The capability is based off IAI’s development of the Dror-1, a national communication satellite that IAI went under contract to build in 2020. As part of that, the company developed an advanced digital communication payload and a “space smartphone” capability it says will provide flexibility for operators

According to Shlomi Sudri, general manager of IAI’s space division, the MCS can serve as either a complementary or focused regional system. Notably, he said, “IAI is in touch with a number of customers globally” about buying the new design.

While the MCS is aimed more at the international market than a domestic one, it goes without saying that IAI having this capability in-country could benefit the Ministry of Defense down the road, should the government decide it needs alternative systems.

Accompanying the MCS is a new ground cloud-based “virtual” ground station being offered from IAI, known as the Blue Sphere. The company claims the new ground station will increase the amount of data coming to and from the satellite system.

RELATED: Lockheed, IAI Tie Up On Missile Defense Is Bad News For Boeing

The setup, per the company, will allow the satellite to broadcast data to any ground stations equipped with the software, where it is immediately uploaded into the cloud. This means that rather than a user needing to wait for the satellite to pass overhead of any one ground station, the satellite can transfer information to any Blue Sphere equipped console — thus, operators can receive the information even if the satellite is halfway around the world.

Improved ground station technology is vital for future space operations, according to respondents of the Breaking Defense Space Survey. 65% of respondents described ground-based space capabilities as either “very important” or “extremely important” for their mission, with ground stations viewed as the most important terrestrial capability.

For years, IAI has had a stranglehold on Israel’s space procurement. But the growing demand for space assets, and the willingness to look to smaller systems as opposed to hugely expensive, exquisite capabilities, means other companies are looking to get into the game.

One key part of Israeli’s space structure are a number of advanced spy satellites in Low Earth Orbit, known as the Offeq series developed and manufactured by IAI. However, these systems cannot keep a persistent watch over areas of interest, which creates potential vulnerabilities when watching for ballistic missile launches.
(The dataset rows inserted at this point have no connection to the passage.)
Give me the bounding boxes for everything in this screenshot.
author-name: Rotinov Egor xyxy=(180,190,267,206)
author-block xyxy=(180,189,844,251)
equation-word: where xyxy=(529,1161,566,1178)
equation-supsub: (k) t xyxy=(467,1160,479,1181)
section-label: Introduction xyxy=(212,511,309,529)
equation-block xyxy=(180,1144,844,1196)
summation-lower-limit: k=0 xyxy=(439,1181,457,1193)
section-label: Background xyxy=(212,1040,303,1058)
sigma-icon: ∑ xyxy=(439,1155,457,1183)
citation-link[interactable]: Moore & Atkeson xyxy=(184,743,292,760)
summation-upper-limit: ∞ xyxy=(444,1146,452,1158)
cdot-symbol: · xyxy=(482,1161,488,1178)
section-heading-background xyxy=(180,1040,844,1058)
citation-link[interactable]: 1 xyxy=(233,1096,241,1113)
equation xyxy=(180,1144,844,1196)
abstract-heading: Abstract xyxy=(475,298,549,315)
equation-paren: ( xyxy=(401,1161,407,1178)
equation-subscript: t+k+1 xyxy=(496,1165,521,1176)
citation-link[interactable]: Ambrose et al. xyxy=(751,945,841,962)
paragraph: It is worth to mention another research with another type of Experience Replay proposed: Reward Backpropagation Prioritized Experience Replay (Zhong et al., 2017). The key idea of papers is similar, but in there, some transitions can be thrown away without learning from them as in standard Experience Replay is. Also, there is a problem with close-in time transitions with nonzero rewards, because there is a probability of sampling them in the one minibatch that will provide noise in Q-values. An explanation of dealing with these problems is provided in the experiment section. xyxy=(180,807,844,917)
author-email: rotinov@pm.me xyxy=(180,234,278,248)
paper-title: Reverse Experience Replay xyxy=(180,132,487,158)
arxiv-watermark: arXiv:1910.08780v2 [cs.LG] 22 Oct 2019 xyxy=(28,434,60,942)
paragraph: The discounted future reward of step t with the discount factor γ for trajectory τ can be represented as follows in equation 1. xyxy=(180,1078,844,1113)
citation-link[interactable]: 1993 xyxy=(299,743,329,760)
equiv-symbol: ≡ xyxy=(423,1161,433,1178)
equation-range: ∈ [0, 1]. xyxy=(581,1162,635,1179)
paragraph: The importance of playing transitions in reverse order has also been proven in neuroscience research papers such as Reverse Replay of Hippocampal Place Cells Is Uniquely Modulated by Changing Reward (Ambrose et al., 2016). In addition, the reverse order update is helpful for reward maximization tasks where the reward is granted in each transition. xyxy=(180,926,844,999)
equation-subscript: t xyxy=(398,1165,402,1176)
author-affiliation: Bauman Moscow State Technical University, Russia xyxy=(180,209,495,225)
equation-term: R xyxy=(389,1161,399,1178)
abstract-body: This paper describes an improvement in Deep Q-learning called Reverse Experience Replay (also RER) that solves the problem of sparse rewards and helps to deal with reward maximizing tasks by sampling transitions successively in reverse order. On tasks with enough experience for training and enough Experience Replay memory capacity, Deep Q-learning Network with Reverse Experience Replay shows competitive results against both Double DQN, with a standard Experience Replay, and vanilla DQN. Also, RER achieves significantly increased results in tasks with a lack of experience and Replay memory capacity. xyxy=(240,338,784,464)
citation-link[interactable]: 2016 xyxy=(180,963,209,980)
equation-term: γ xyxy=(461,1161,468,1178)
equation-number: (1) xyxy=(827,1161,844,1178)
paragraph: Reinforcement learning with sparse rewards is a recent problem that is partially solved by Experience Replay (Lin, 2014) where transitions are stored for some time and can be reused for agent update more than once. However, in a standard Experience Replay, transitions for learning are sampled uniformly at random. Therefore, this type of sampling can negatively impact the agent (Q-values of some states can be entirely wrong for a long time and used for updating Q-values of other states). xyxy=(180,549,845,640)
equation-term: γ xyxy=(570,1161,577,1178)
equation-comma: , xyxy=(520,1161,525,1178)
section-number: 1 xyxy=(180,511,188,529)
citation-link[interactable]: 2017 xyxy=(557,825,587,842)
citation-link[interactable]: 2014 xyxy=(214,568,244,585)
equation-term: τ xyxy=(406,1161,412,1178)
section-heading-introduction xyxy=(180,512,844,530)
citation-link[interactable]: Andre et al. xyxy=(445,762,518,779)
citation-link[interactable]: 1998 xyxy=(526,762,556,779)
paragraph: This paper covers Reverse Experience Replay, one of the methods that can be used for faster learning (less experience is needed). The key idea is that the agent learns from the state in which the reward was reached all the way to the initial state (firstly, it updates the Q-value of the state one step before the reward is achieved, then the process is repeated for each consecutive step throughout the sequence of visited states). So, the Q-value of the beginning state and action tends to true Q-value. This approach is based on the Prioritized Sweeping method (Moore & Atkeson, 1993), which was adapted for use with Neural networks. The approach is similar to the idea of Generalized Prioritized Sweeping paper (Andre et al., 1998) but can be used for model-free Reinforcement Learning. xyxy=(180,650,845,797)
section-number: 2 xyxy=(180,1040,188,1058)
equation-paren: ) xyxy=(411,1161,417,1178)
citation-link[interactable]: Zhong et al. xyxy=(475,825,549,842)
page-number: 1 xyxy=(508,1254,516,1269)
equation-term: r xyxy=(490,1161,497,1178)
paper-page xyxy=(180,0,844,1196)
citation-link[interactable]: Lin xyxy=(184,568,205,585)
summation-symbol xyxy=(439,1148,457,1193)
As a result, the Israeli MoD contracted Rafael to develop a classified series of SIGINT nano-satellites that will operate in swarms to allow Israel to get real time warnings on evolving threats

These satellites are designed to locate and define electromagnetic signals emitted by communication systems and radars, giving a more efficient early warning system for launches.

RELATED: Israel Plans Anti-Missile Nano Satellite Constellation

Smaller startups are also looking to cash in. Perhaps the most notable is a company called Effective Space, which is working to develop a fleet of “maintenance satellites,” weighing less than 880 pounds each that will attach themselves to an older satellite already in orbit and serve as essentially a replacement propellant.

Earlier this year Astroscale US (the American subsidiary of Japan-based Astroscale), purchased the rights to that design from Effective Space, with Arie Halsband, Effective’s founder, becoming CEO of the new Astroscale Israel.

One Israeli government source described the deal as “the beginning of a commercial competition between the Israeli companies and those in other countries” over small satellite systems.

Another Israeli company, NewRocket, is developing a gel based engine propellant, which the company is marketing as stable and non-toxic — a “green propulsion” capability that has the benefits of both liquid and solid propellants. A company spokesman said the technology will meet the “strictest industry regulations.”